Monday, October 14, 2013

Trooper George Taylor from Trooper Charles Mahon's letter

Trooper George Taylor embarked with the Canterbury Mounted Rifles on 14 December 1914 as part of the 2nd reinforcements.  He joined his brother Trooper Mitford Taylor who had left with the Main Body on 16 October 1914 and survived the war.  George was sadly killed in action on 12 June 1915 he is buried at Canterbury Cemetery, Anzac Cove, Gallipoli, Turkey. 

The Canterbury Cemetery is one of the central cemeteries in Anzac and was made after the Armistice. It contains the graves of 27 Commonwealth Servicemen of the First World War, five of them unidentified. 20 of the graves are of men of the New Zealand Mounted Rifles (mostly the Canterbury Mounted Rifles)  http://www.cwgc.org/find-a-cemetery/cemetery/68700/CANTERBURY%20CEMETERY,%20ANZAC

Below is an extract from the Marlborough Express on George Taylor's death.  Such extracts nearly always reported that death was instantaneous whilst this was the case for some, often it was reported to the families to spare them the harsh truth that death was often painful and slow.

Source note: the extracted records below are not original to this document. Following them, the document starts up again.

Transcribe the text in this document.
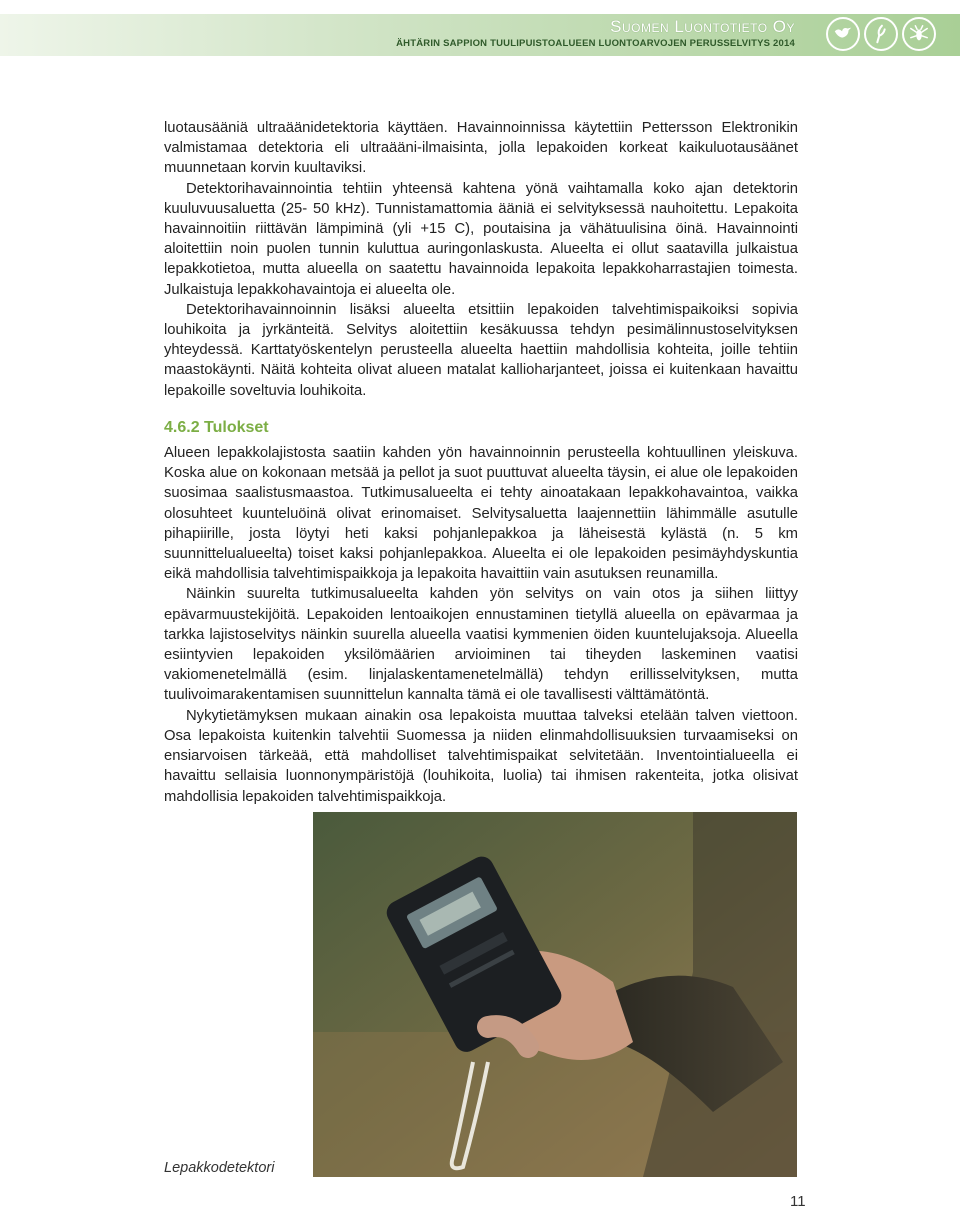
Suomen Luontotieto Oy
ÄHTÄRIN SAPPION TUULIPUISTOALUEEN LUONTOARVOJEN PERUSSELVITYS 2014

luotausääniä ultraäänidetektoria käyttäen. Havainnoinnissa käytettiin Pettersson Elektronikin valmistamaa detektoria eli ultraääni-ilmaisinta, jolla lepakoiden korkeat kaikuluotausäänet muunnetaan korvin kuultaviksi.

Detektorihavainnointia tehtiin yhteensä kahtena yönä vaihtamalla koko ajan detektorin kuuluvuusaluetta (25- 50 kHz). Tunnistamattomia ääniä ei selvityksessä nauhoitettu. Lepakoita havainnoitiin riittävän lämpiminä (yli +15 C), poutaisina ja vähätuulisina öinä. Havainnointi aloitettiin noin puolen tunnin kuluttua auringonlaskusta. Alueelta ei ollut saatavilla julkaistua lepakkotietoa, mutta alueella on saatettu havainnoida lepakoita lepakkoharrastajien toimesta. Julkaistuja lepakkohavaintoja ei alueelta ole.

Detektorihavainnoinnin lisäksi alueelta etsittiin lepakoiden talvehtimispaikoiksi sopivia louhikoita ja jyrkänteitä. Selvitys aloitettiin kesäkuussa tehdyn pesimälinnustoselvityksen yhteydessä. Karttatyöskentelyn perusteella alueelta haettiin mahdollisia kohteita, joille tehtiin maastokäynti. Näitä kohteita olivat alueen matalat kallioharjanteet, joissa ei kuitenkaan havaittu lepakoille soveltuvia louhikoita.

4.6.2 Tulokset

Alueen lepakkolajistosta saatiin kahden yön havainnoinnin perusteella kohtuullinen yleiskuva. Koska alue on kokonaan metsää ja pellot ja suot puuttuvat alueelta täysin, ei alue ole lepakoiden suosimaa saalistusmaastoa. Tutkimusalueelta ei tehty ainoatakaan lepakkohavaintoa, vaikka olosuhteet kuunteluöinä olivat erinomaiset. Selvitysaluetta laajennettiin lähimmälle asutulle pihapiirille, josta löytyi heti kaksi pohjanlepakkoa ja läheisestä kylästä (n. 5 km suunnittelualueelta) toiset kaksi pohjanlepakkoa. Alueelta ei ole lepakoiden pesimäyhdyskuntia eikä mahdollisia talvehtimispaikkoja ja lepakoita havaittiin vain asutuksen reunamilla.

Näinkin suurelta tutkimusalueelta kahden yön selvitys on vain otos ja siihen liittyy epävarmuustekijöitä. Lepakoiden lentoaikojen ennustaminen tietyllä alueella on epävarmaa ja tarkka lajistoselvitys näinkin suurella alueella vaatisi kymmenien öiden kuuntelujaksoja. Alueella esiintyvien lepakoiden yksilömäärien arvioiminen tai tiheyden laskeminen vaatisi vakiomenetelmällä (esim. linjalaskentamenetelmällä) tehdyn erillisselvityksen, mutta tuulivoimarakentamisen suunnittelun kannalta tämä ei ole tavallisesti välttämätöntä.

Nykytietämyksen mukaan ainakin osa lepakoista muuttaa talveksi etelään talven viettoon. Osa lepakoista kuitenkin talvehtii Suomessa ja niiden elinmahdollisuuksien turvaamiseksi on ensiarvoisen tärkeää, että mahdolliset talvehtimispaikat selvitetään. Inventointialueella ei havaittu sellaisia luonnonympäristöjä (louhikoita, luolia) tai ihmisen rakenteita, jotka olisivat mahdollisia lepakoiden talvehtimispaikkoja.

Lepakkodetektori
11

Mr M. Taylor of Para has received details showing how his son Trooper George Taylor met his death: "We were on outpost duty about a mile from the main camp when it happened," writes a comrade. "George was looking out through one of the loopholes in the trenches. A bullet from a sniper came right through the loophole, hitting him in the head death being instantaneous. We are all very sorry to lose him as there was hardly a better liked  fellow in the squadron."

Sadly for the Taylor family back in Koromiko, Marlborough George was not the only member to lose his life during the war.  I found a further two brothers who served Leonard Taylor who embarked with the 18th reinforcements on 16 October 1916 and who survived the war and Thomas Gledhill Taylor who embarked on 13 November 1917 with the 29th Reinforcements.   Thomas died of Jaundice on 5 November 1918 in Egypt and he is buried at Cairo War Memorial Cemetery, Egypt, only days away from the end of the war.

Both brothers were remembered on a plaque in the Koromiko Church and I would love to know if the plaque is still there today.